The correct option is B $2\Omega$, $12\text{V}$

$\text{Case I}:$ When $S_2$ is open at $l=\frac{L}{2}$.
Let us assume the point of contact of jockey of galvanometer be $C$. Since it shows no deflection for $l=\frac{L}{2}$, ​ thus no current will flow through the path $AC$. Therefore the $6\text{volt}$ cell will be in parallel with $\frac{L}{2}$ ​ arm of potentiometer wire. So, potential of both will be same.

So, no current flows through $6\text{V}$ battery.


Applying the condition of balanced Wheatstone bridge, we have

$\frac{6}{E}=\frac{\frac{L}{2}}{L}$

$\Rightarrow \frac{6}{E}=\frac{1}{2}$

$\Rightarrow E=12\text{V}$

$\text{Case II}$: When $S_2$ is closed at $l=\frac{5L}{12}$ same current flows in auxiliary circuit $PQRS$.

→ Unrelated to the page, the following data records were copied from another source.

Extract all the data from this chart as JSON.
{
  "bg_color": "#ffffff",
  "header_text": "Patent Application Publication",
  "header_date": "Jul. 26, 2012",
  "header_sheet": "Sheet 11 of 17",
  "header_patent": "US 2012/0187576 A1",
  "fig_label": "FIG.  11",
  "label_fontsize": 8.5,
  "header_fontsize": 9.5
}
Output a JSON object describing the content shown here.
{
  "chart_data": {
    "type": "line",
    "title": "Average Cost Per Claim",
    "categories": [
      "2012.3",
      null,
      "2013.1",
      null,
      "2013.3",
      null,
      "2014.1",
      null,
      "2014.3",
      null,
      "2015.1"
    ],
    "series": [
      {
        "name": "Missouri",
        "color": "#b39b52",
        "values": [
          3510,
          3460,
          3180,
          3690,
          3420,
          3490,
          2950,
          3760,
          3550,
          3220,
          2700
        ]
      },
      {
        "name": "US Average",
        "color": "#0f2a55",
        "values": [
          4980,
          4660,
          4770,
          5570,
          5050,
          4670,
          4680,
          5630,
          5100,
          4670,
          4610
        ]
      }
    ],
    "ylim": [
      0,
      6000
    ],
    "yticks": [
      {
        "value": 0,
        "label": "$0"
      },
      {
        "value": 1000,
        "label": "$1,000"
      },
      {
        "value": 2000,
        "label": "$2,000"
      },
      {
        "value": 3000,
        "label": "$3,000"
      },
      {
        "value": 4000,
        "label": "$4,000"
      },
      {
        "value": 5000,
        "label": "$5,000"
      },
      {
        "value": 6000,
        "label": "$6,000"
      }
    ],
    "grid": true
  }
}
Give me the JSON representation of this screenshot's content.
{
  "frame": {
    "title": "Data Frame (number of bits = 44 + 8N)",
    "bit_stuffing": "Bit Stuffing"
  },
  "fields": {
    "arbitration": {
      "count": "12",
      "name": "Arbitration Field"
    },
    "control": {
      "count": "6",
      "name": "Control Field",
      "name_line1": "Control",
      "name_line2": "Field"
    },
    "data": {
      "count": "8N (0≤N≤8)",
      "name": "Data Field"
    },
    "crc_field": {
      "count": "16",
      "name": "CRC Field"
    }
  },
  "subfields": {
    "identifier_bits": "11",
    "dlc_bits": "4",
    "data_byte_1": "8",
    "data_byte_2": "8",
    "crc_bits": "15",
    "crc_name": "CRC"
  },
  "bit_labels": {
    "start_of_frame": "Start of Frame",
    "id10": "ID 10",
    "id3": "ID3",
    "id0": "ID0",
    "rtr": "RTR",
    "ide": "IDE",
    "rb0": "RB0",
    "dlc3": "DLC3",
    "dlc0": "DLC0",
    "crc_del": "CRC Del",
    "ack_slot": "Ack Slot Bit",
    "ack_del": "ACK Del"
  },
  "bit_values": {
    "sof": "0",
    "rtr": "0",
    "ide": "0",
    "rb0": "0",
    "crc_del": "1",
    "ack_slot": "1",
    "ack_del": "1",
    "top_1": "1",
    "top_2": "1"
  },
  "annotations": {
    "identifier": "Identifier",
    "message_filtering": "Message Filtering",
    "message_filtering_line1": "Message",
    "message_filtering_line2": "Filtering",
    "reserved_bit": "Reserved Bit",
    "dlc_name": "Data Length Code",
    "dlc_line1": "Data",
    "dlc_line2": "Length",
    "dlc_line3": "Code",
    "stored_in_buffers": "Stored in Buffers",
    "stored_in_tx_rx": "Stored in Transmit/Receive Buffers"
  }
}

So, current passing the circuit, $i=\frac{6}{10+r}$

Potential difference across battery,
$=6-ir$
$=6-\frac{6r}{10+r}=\frac{60}{10+r}$

Equations for potentiometer:

$\frac{\frac{60}{10+r}}{12}=\frac{\frac{5l}{12}}{l}$

$\Rightarrow 60=50+5r$

$\therefore r=2\Omega$

Hence, option $\left(b\right)$ is the correct answer.